Selective serotonin reuptake inhibitors (SSRIs) and serotonin norepinephrine reuptake inhibitors (SNRIs) treat depression by raising serotonin levels. Migraines may occur when serotonin levels rise then suddenly fall, so you might think SSRIs and SNRIs would help.

Unfortunately, it’s not that straightforward. Serotonin levels are volatile and affected by many different drugs. Taking an SSRI with a triptan, for example, may throw serotonin levels out of whack.

Many people take both a triptan for migraines and an SSRI or SNRI for depression. But if you experience side effects, including new or worsening migraines, talk to your doctor.

4. Nitrates

Nitrates exist in many foods that are known to trigger migraine, including chocolate and cured meats. But nitrates, which relax and widen blood vessel walls, are also used in vascular medications. They’re often taken to reduce the risk of heart attacks and stroke.

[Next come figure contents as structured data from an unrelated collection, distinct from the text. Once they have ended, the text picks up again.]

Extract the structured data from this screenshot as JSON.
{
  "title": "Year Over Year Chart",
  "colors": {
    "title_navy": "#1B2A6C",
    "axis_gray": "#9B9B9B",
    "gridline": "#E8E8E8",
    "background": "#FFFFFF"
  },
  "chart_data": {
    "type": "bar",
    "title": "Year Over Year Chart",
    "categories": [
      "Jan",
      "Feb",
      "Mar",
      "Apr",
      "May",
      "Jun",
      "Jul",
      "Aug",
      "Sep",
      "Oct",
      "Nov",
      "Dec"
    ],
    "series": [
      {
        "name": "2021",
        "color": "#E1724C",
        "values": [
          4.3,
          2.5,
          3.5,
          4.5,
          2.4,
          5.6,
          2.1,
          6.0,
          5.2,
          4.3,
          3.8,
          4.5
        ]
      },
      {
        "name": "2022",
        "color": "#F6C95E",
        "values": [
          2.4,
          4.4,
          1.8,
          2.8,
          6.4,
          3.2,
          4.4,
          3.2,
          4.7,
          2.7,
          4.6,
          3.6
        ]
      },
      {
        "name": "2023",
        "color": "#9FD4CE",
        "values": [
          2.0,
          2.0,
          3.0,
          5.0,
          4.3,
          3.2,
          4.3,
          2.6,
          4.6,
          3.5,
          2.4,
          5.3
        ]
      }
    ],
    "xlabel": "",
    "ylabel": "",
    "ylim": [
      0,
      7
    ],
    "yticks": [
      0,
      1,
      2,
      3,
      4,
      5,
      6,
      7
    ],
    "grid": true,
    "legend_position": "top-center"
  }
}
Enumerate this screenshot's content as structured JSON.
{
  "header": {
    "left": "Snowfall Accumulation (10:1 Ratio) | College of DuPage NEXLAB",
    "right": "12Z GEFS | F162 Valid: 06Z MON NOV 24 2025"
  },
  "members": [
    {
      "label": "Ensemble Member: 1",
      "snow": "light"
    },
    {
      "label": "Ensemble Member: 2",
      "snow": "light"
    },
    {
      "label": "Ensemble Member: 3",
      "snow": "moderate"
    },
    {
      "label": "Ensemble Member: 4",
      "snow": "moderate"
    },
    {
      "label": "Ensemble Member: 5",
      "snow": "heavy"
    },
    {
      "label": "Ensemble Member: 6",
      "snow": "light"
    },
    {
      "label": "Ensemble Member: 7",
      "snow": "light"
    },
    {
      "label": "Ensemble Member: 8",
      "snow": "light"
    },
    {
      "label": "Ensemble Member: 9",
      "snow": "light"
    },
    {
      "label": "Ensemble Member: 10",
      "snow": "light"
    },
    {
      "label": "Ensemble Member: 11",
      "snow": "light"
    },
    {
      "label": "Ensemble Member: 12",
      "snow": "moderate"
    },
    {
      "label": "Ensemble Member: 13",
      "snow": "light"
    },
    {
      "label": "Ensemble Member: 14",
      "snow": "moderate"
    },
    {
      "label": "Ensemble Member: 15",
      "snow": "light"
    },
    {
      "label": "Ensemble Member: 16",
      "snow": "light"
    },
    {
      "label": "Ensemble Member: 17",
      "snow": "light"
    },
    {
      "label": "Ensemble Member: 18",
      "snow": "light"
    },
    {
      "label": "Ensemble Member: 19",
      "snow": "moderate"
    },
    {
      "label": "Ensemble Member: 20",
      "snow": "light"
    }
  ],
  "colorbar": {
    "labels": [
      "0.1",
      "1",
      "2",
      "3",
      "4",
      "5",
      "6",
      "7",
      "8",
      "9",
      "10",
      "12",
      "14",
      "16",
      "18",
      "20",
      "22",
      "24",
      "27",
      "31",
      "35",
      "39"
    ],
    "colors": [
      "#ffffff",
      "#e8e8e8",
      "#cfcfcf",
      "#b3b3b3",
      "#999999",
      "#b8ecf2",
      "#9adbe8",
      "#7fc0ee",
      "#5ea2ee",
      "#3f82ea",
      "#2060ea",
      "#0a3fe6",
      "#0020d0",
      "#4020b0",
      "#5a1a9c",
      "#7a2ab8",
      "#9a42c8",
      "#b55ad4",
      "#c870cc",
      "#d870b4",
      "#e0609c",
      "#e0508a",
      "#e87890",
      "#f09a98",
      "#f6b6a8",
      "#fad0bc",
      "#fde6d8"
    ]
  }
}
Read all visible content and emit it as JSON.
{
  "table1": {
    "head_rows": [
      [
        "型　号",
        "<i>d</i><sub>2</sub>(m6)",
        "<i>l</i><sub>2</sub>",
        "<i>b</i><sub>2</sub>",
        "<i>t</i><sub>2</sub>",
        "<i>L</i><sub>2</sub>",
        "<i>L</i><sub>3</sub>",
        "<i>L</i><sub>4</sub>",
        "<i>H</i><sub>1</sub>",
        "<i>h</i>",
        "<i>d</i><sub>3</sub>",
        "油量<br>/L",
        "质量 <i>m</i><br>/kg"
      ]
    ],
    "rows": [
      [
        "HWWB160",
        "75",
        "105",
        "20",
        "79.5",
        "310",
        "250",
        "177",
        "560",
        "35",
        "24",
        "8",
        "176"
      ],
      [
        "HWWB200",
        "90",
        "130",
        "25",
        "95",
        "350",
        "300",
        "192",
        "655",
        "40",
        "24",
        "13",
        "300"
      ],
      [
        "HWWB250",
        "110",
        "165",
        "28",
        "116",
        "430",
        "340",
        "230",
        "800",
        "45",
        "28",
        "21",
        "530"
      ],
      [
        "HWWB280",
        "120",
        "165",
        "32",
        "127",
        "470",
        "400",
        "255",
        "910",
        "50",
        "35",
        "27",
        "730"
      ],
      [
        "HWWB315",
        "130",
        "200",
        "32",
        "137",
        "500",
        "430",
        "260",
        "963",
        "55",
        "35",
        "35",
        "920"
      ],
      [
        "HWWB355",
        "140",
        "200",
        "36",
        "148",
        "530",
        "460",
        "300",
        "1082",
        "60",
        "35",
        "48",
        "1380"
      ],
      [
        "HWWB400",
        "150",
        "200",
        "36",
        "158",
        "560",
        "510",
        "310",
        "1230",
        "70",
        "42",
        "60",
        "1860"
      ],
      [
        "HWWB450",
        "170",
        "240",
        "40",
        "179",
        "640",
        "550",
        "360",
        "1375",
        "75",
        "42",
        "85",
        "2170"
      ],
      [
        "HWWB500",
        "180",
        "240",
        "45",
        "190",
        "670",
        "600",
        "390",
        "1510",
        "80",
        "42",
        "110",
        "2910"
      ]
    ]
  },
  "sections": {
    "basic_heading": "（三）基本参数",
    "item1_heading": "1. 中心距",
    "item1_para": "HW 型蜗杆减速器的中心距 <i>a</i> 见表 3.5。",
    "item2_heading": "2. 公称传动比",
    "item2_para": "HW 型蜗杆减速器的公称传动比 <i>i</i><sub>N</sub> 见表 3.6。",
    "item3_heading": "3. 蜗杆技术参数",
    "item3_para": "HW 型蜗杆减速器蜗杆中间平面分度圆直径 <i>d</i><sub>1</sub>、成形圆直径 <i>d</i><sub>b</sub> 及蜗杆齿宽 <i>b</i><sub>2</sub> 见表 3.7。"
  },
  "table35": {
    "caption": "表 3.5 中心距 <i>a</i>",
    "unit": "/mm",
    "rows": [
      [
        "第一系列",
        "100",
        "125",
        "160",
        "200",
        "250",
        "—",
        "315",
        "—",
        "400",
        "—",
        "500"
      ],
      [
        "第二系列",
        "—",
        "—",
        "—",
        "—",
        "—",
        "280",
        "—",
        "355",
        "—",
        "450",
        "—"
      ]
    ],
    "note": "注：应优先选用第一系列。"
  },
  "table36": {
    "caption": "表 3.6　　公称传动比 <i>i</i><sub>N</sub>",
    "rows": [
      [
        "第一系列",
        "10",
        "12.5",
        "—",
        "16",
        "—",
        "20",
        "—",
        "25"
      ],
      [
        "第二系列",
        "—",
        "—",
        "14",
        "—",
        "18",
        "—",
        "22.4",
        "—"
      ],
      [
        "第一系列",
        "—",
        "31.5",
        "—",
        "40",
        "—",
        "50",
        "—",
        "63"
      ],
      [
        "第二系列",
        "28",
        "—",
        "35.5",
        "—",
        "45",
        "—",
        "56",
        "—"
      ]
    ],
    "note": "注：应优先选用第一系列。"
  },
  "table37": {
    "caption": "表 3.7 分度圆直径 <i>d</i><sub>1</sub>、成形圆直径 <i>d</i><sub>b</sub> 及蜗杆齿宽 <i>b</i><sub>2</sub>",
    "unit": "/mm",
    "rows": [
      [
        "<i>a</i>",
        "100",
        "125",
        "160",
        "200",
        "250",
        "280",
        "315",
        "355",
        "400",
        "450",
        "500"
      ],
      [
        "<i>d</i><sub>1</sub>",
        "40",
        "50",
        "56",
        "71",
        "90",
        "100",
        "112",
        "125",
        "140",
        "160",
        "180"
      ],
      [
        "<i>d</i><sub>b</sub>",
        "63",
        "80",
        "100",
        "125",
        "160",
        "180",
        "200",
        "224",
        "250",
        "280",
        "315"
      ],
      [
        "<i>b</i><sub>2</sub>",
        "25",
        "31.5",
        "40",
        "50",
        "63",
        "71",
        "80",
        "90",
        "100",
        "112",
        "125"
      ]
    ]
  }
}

Nitrates are infamous for causing headaches. In fact, studies show that more than 80% of people taking heart medications containing nitrates suffer severe headaches.

If your migraines are exacerbated by nitrates, talk to your doctor about alternatives. Good old diet and exercise may do the trick.

5. Narcotics

The opioid epidemic has put narcotics in the spotlight for all the wrong reasons. Narcotics, a category of drugs that also includes barbiturates, are sedatives that alleviate pain.

Opioids include codeine, morphine, hydrocodone, and oxycodone. Butalbital is a sedative often used to treat migraines. All are known to be habit-forming.

People who take opioids or barbiturates may suffer withdrawal symptoms, including migraines, when they stop. Overconsumption can also cause medication overuse headaches (MOHs), also known as rebound headaches.

The good news is, other pain medications are both less addictive and less likely to induce migraines. These include triptans and even over-the-counter pain relievers, such as acetaminophen. Discuss these options with your doctor.

6. Nasal Steroids and Decongestants

Spring and fall allergies are common. One class of drugs designed to treat them, nasal corticosteroids — including Flonase, Rhinocort, and Nasacort — have been made available over the counter.

By reducing swelling in nasal passages, these drugs relieve congestion and mucus production. But when these medications wear off, the swelling returns in a big way. In some users, it’s this rebound effect that triggers migraines.

Non-pharmaceutical alternatives to nasal steroids are effective for some allergy sufferers. Menthol, warm presses, steam, humidifiers, and saline nasal sprays are good options to explore. If you spend a lot of time indoors, simply changing your HVAC filters may suffice.

7. Triptans

Triptans have been gamechangers in migraine treatment. Drugs in this category include sumatriptan, rizatriptan, zolmitriptan, naratriptan, eletriptan, almotriptan, and frovatriptan. They work by restricting blood vessels in the brain, slowing inflammation, and blocking pain.

The problem with triptans — as with opioids, barbiturates, and even over-the-counter pain relievers — is medication overuse headaches, or MOHs. While they provide relief for some, they can cause migraines in other patients.

Leave no stone unturned, including your prescriptions, when figuring out what’s causing your migraines. Before your next doctor’s appointment, inventory your medicine cabinet.

Beyond the medication itself, jot down your dosage and frequency of use. Note whether you take other supplements or prescriptions at the same time. If you have a family history of migraines, sleep disorders, or other mental health issues, be prepared to discuss those at the same time.

Stop letting migraines get in the way of your life. Figure out what’s hurting your head, and put together that next presentation with ease.